Swedish journalist and politician (1908–1984)

Gösta Netzén (30 January 1908 – 20 June 1984) was a Swedish journalist and social democratic politician. He was the editor-in-chief of various newspapers, including Arbetet. He served as the minister of state and minister of agriculture between 1957 and 1961.

==Early life==
Born Klas Gösta Netzén on 30 January 1908 in Valbo in Gävleborg county his parents were factory worker Erik Petter Netzén and Tilda Olsson. From 1924 he worked as a mechanic.

==Career==
Netzén was a member of the Social Democratic Party. He was the local editor for the newspaper Arbetarbladet between 1927 and 1930 and worked for another newspaper, Enköpings Nyheter, between 1930 and 1931. He served as the editor of Tierps Nyheter from 1931 to 1934. Next year he was appointed ombudsman of the farm workers' union in the Uppland district. He was the editor of the newspaper Lantarbetaren from 1936 to 1944. He was named as the editor-in-chief of Arbetet in 1944 succeeding Allan Vougt in the post.

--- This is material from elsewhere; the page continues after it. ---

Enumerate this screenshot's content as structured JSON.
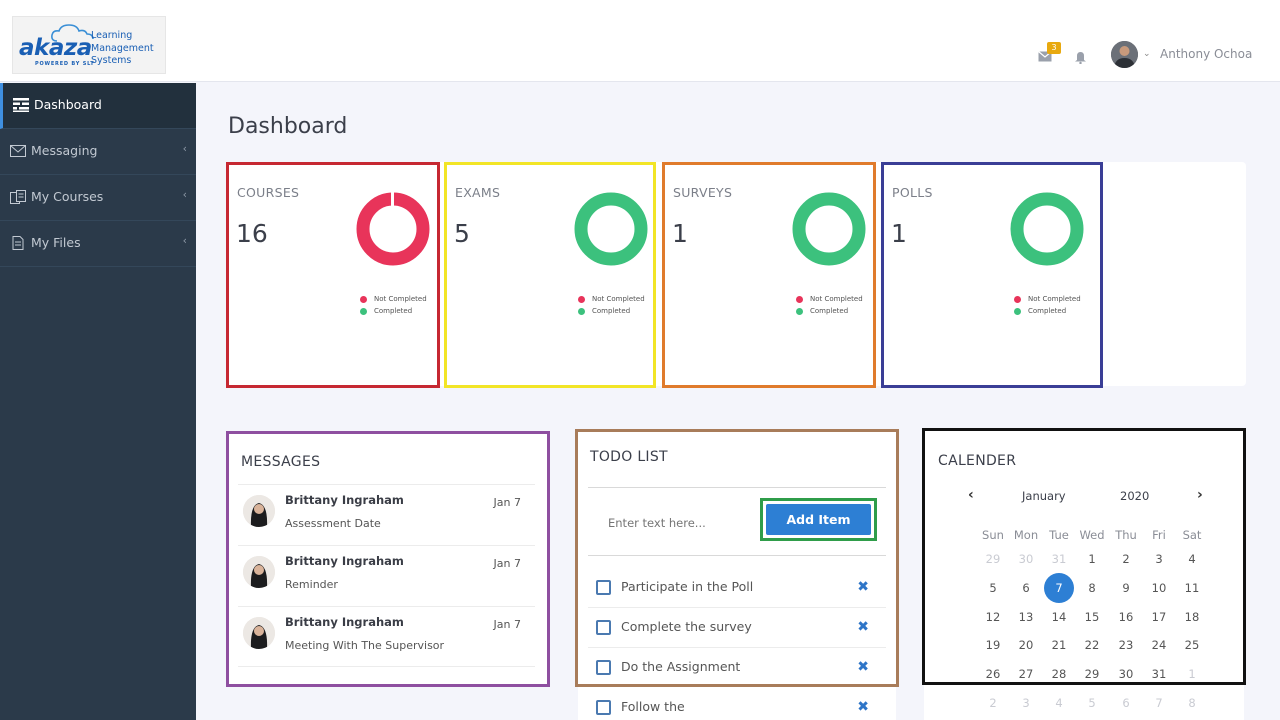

Netzén remained in the post until 1957. During this period he along with Jan Fridegård and Hampe Faustman wrote a manuscript which would be used as a scenario for the 1946 Swedish film When the Meadows Blossom.

Netzén's political career began in 1949 when he was elected to the second chamber of the Swedish parliament where he served until 1961. He was the minister of state and minister of agriculture from November 1957 to November 1961. The cabinet was led by Prime Minister Tage Erlander. Netzén was appointed governor of the Malmöhus county in 1961, and his term ended in 1973. Next year he was also named as the civil commander for the southern civil region which he also held until 1973.

==Personal life and death==
Netzén married Margit Eliasson (1910–1966) in Malmö on 22 February 1936. He died in Ystad on 20 June 1984.